Jane Meisel, a professor of hematology and oncology at the Emory University School of Medicine and an ASCO expert in breast cancers, said that she has seen Enhertu used as a second-line treatment for patients with HER2 positive cancer with strong results. She added that the new data in HER2-low breast cancer mean that the drug’s benefit extends to a new group of patients whose cancer is very difficult to treat or has progressed after multiple lines of treatment. “I think the results of this trial clearly will be practice changing,” Meisel said during the briefing.
Modi described Enhertu as a new generation of ADC, saying it has “advanced pharmaceutical properties compared to our other HER2 therapies in general, not just antibody drug conjugates.” In particular, she noted Enhertu’s capability of carrying a high drug payload. The drug’s linker technology also gives the drug an edge. She explained that Enhertu’s linker releases the payload in a such a way that the drug retains its ability to permeate HER2 positive cells as well as other cells that may not even express HER2.

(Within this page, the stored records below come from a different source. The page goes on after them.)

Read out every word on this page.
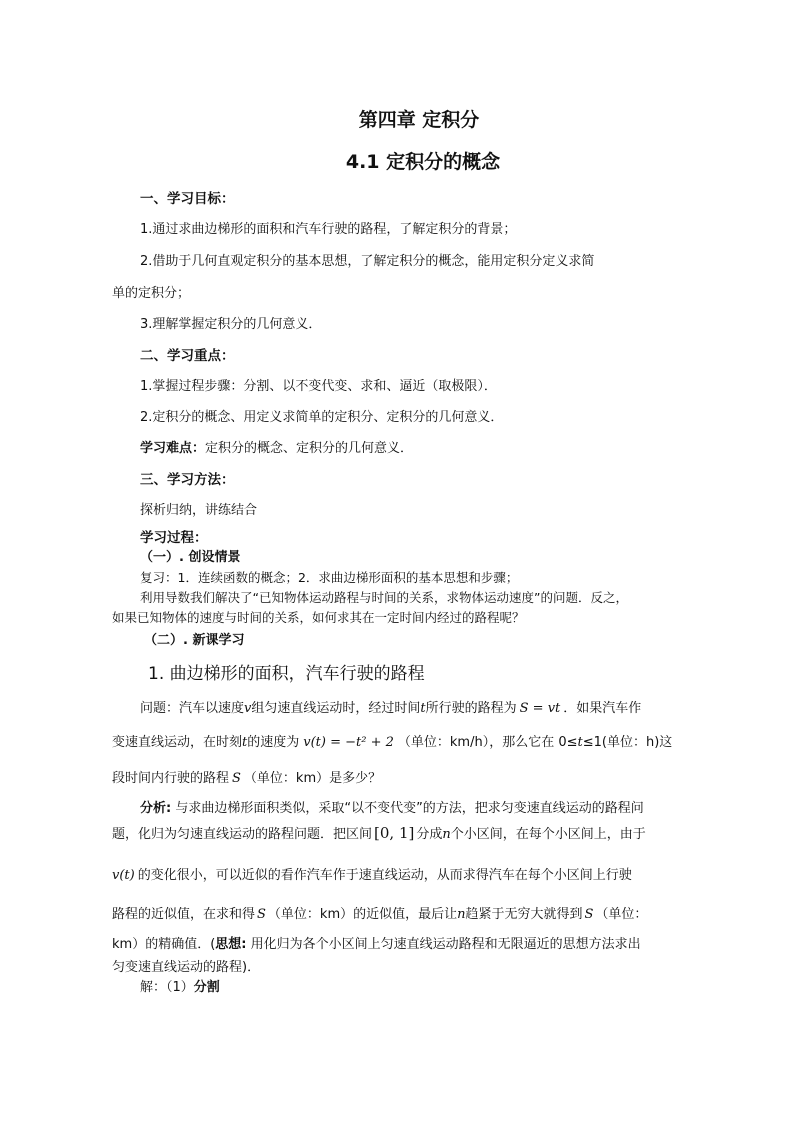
第四章 定积分
4.1 定积分的概念
一、学习目标：
1.通过求曲边梯形的面积和汽车行驶的路程，了解定积分的背景；
2.借助于几何直观定积分的基本思想，了解定积分的概念，能用定积分定义求简
单的定积分；
3.理解掌握定积分的几何意义．
二、学习重点：
1.掌握过程步骤：分割、以不变代变、求和、逼近（取极限）．
2.定积分的概念、用定义求简单的定积分、定积分的几何意义．
学习难点：定积分的概念、定积分的几何意义．
三、学习方法：
探析归纳，讲练结合
学习过程：
（一）. 创设情景
复习：1．连续函数的概念；2．求曲边梯形面积的基本思想和步骤；
利用导数我们解决了“已知物体运动路程与时间的关系，求物体运动速度”的问题．反之，
如果已知物体的速度与时间的关系，如何求其在一定时间内经过的路程呢？
（二）. 新课学习
1. 曲边梯形的面积，汽车行驶的路程
问题：汽车以速度v组匀速直线运动时，经过时间t所行驶的路程为 S = vt ．如果汽车作
变速直线运动，在时刻t的速度为 v(t) = −t² + 2 （单位：km/h），那么它在 0≤t≤1(单位：h)这
段时间内行驶的路程 S （单位：km）是多少？
分析: 与求曲边梯形面积类似，采取“以不变代变”的方法，把求匀变速直线运动的路程问
题，化归为匀速直线运动的路程问题．把区间 [0, 1] 分成n个小区间，在每个小区间上，由于
v(t) 的变化很小，可以近似的看作汽车作于速直线运动，从而求得汽车在每个小区间上行驶
路程的近似值，在求和得 S （单位：km）的近似值，最后让n趋紧于无穷大就得到 S （单位：
km）的精确值．(思想: 用化归为各个小区间上匀速直线运动路程和无限逼近的思想方法求出
匀变速直线运动的路程)．
解：（1）分割
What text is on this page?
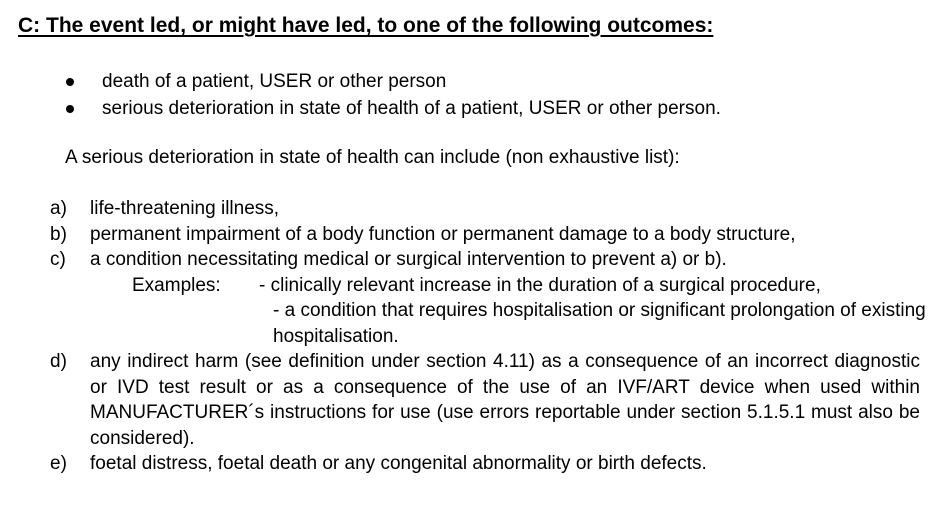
C: The event led, or might have led, to one of the following outcomes:
death of a patient, USER or other person
serious deterioration in state of health of a patient, USER or other person.
A serious deterioration in state of health can include (non exhaustive list):
a)	life-threatening illness,
b)	permanent impairment of a body function or permanent damage to a body structure,
c)	a condition necessitating medical or surgical intervention to prevent a) or b).
Examples:	- clinically relevant increase in the duration of a surgical procedure,
- a condition that requires hospitalisation or significant prolongation of existing hospitalisation.
d)	any indirect harm (see definition under section 4.11) as a consequence of an incorrect diagnostic or IVD test result or as a consequence of the use of an IVF/ART device when used within MANUFACTURER´s instructions for use (use errors reportable under section 5.1.5.1 must also be considered).
e)	foetal distress, foetal death or any congenital abnormality or birth defects.
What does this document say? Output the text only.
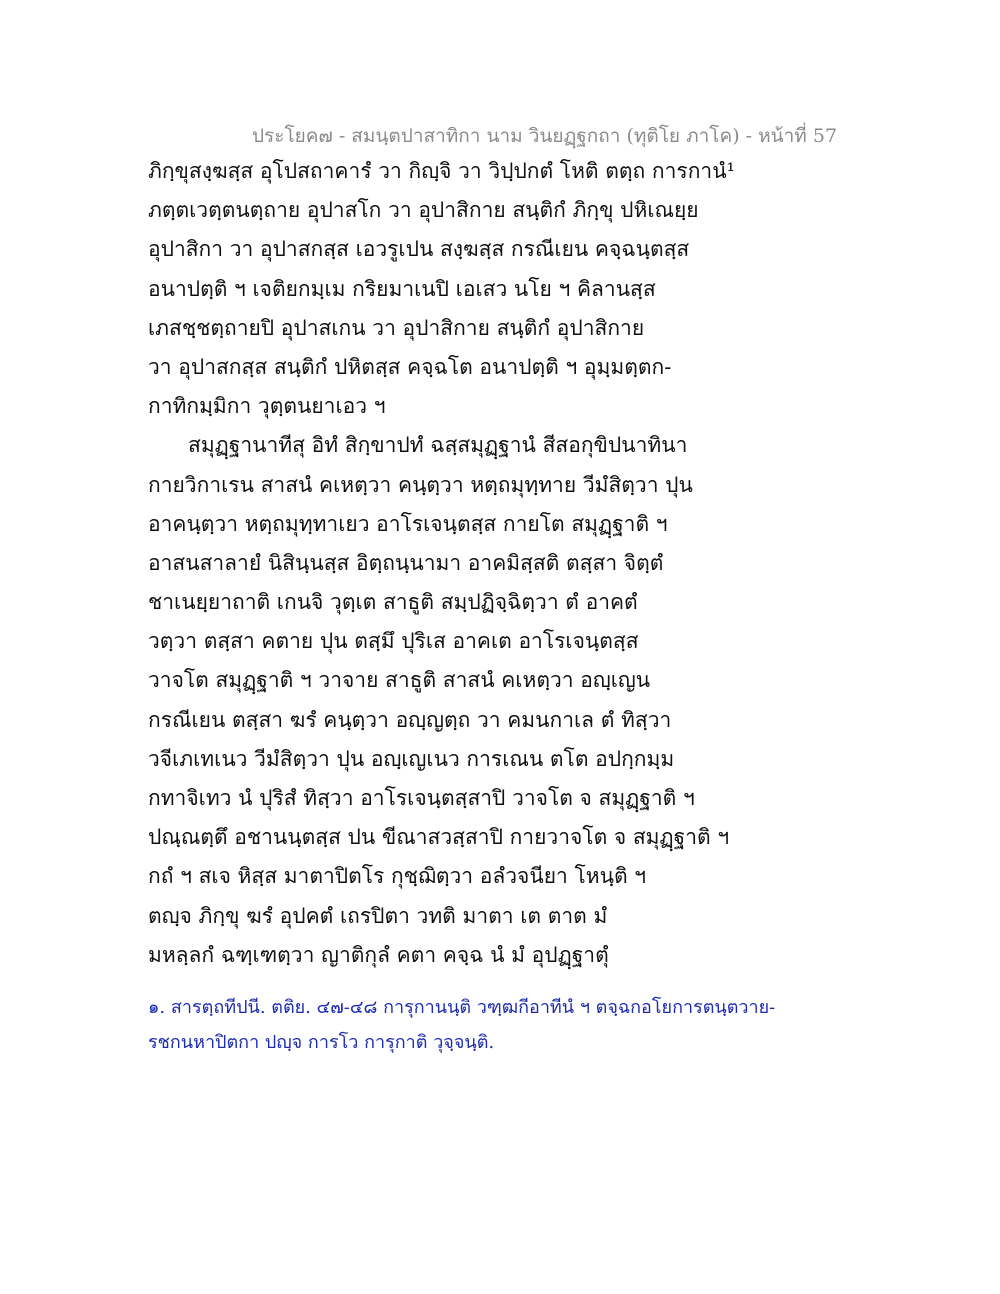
ประโยค๗ - สมนฺตปาสาทิกา นาม วินยฏฺฐกถา (ทุติโย ภาโค) - หน้าที่ 57
ภิกฺขุสงฺฆสฺส อุโปสถาคารํ วา กิญฺจิ วา วิปฺปกตํ โหติ ตตฺถ การกานํ¹
ภตฺตเวตฺตนตฺถาย อุปาสโก วา อุปาสิกาย สนฺติกํ ภิกฺขุ ปหิเณยฺย
อุปาสิกา วา อุปาสกสฺส เอวรูเปน สงฺฆสฺส กรณีเยน คจฺฉนฺตสฺส
อนาปตฺติ ฯ เจติยกมฺเม กริยมาเนปิ เอเสว นโย ฯ คิลานสฺส
เภสชฺชตฺถายปิ อุปาสเกน วา อุปาสิกาย สนฺติกํ อุปาสิกาย
วา อุปาสกสฺส สนฺติกํ ปหิตสฺส คจฺฉโต อนาปตฺติ ฯ อุมฺมตฺตก-
กาทิกมฺมิกา วุตฺตนยาเอว ฯ
สมุฏฺฐานาทีสุ อิทํ สิกฺขาปทํ ฉสฺสมุฏฺฐานํ สีสอกุขิปนาทินา
กายวิกาเรน สาสนํ คเหตฺวา คนฺตฺวา หตฺถมุทฺทาย วีมํสิตฺวา ปุน
อาคนฺตฺวา หตฺถมุทฺทาเยว อาโรเจนฺตสฺส กายโต สมุฏฺฐาติ ฯ
อาสนสาลายํ นิสินฺนสฺส อิตฺถนฺนามา อาคมิสฺสติ ตสฺสา จิตฺตํ
ชาเนยฺยาถาติ เกนจิ วุตฺเต สาธูติ สมฺปฏิจฺฉิตฺวา ตํ อาคตํ
วตฺวา ตสฺสา คตาย ปุน ตสฺมึ ปุริเส อาคเต อาโรเจนฺตสฺส
วาจโต สมุฏฺฐาติ ฯ วาจาย สาธูติ สาสนํ คเหตฺวา อญฺเญน
กรณีเยน ตสฺสา ฆรํ คนฺตฺวา อญฺญตฺถ วา คมนกาเล ตํ ทิสฺวา
วจีเภเทเนว วีมํสิตฺวา ปุน อญฺเญเนว การเณน ตโต อปกฺกมฺม
กทาจิเทว นํ ปุริสํ ทิสฺวา อาโรเจนฺตสฺสาปิ วาจโต จ สมุฏฺฐาติ ฯ
ปณฺณตฺตึ อชานนฺตสฺส ปน ขีณาสวสฺสาปิ กายวาจโต จ สมุฏฺฐาติ ฯ
กถํ ฯ สเจ หิสฺส มาตาปิตโร กุชฺฌิตฺวา อลํวจนียา โหนฺติ ฯ
ตญฺจ ภิกฺขุ ฆรํ อุปคตํ เถรปิตา วทติ มาตา เต ตาต มํ
มหลฺลกํ ฉฑฺเฑตฺวา ญาติกุลํ คตา คจฺฉ นํ มํ อุปฏฺฐาตุํ
๑. สารตฺถทีปนี. ตติย. ๔๗-๔๘ การุกานนฺติ วฑฺฒกีอาทีนํ ฯ ตจฺฉกอโยการตนฺตวาย-
รชกนหาปิตกา ปญฺจ การโว การุกาติ วุจฺจนฺติ.
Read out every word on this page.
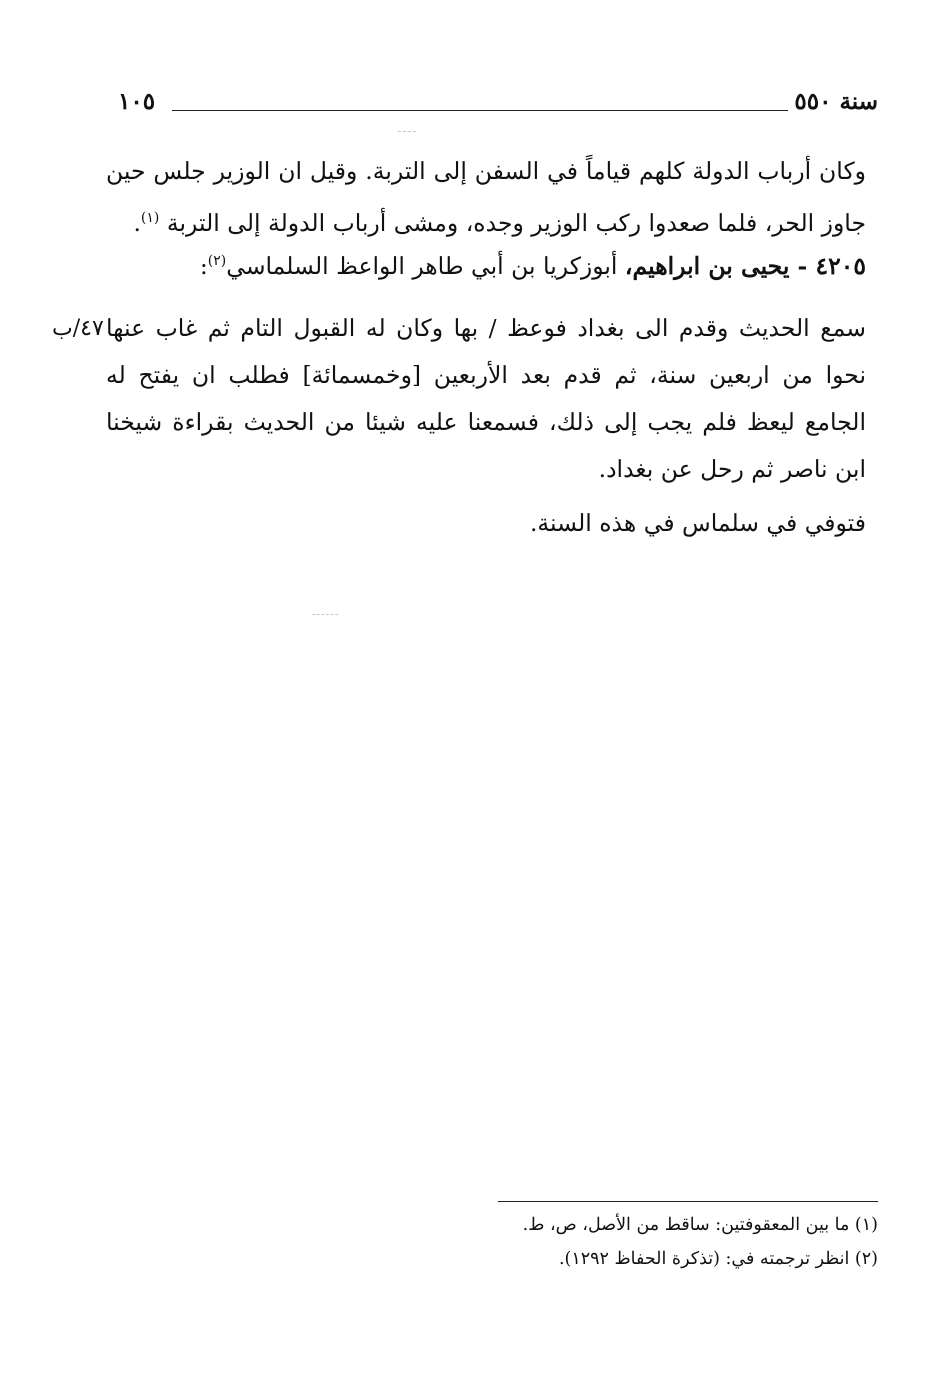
سنة ٥٥٠
١٠٥
وكان أرباب الدولة كلهم قياماً في السفن إلى التربة. وقيل ان الوزير جلس حين جاوز الحر، فلما صعدوا ركب الوزير وجده، ومشى أرباب الدولة إلى التربة $^{(١)}$.
٤٢٠٥ - يحيى بن ابراهيم، أبوزكريا بن أبي طاهر الواعظ السلماسي$^{(٢)}$:
٤٧/ب سمع الحديث وقدم الى بغداد فوعظ / بها وكان له القبول التام ثم غاب عنها نحوا من اربعين سنة، ثم قدم بعد الأربعين [وخمسمائة] فطلب ان يفتح له الجامع ليعظ فلم يجب إلى ذلك، فسمعنا عليه شيئا من الحديث بقراءة شيخنا ابن ناصر ثم رحل عن بغداد.
فتوفي في سلماس في هذه السنة.
(١) ما بين المعقوفتين: ساقط من الأصل، ص، ط.
(٢) انظر ترجمته في: (تذكرة الحفاظ ١٢٩٢).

Enhertu does come with some risk. Clinical testing has shown some cases of interstitial lung disease, which causes scarring and inflammation. Modi said that for most patients, this lung toxicity is low grade and reversible. In the pivotal test that led to approval of the drug as a second-line therapy, no high-grade events were reported. In the latest results reported this weekend, Modi acknowledged that there were three deaths. But she said that the rate of severe toxicities is declining and is now lower than it was in the clinical trial that supported Enhertu’s initial approval. Modi added that the way for clinicians to provide this therapy is by selecting the patients most appropriate for treatment and by monitoring for lung toxicity and managing it when it develops.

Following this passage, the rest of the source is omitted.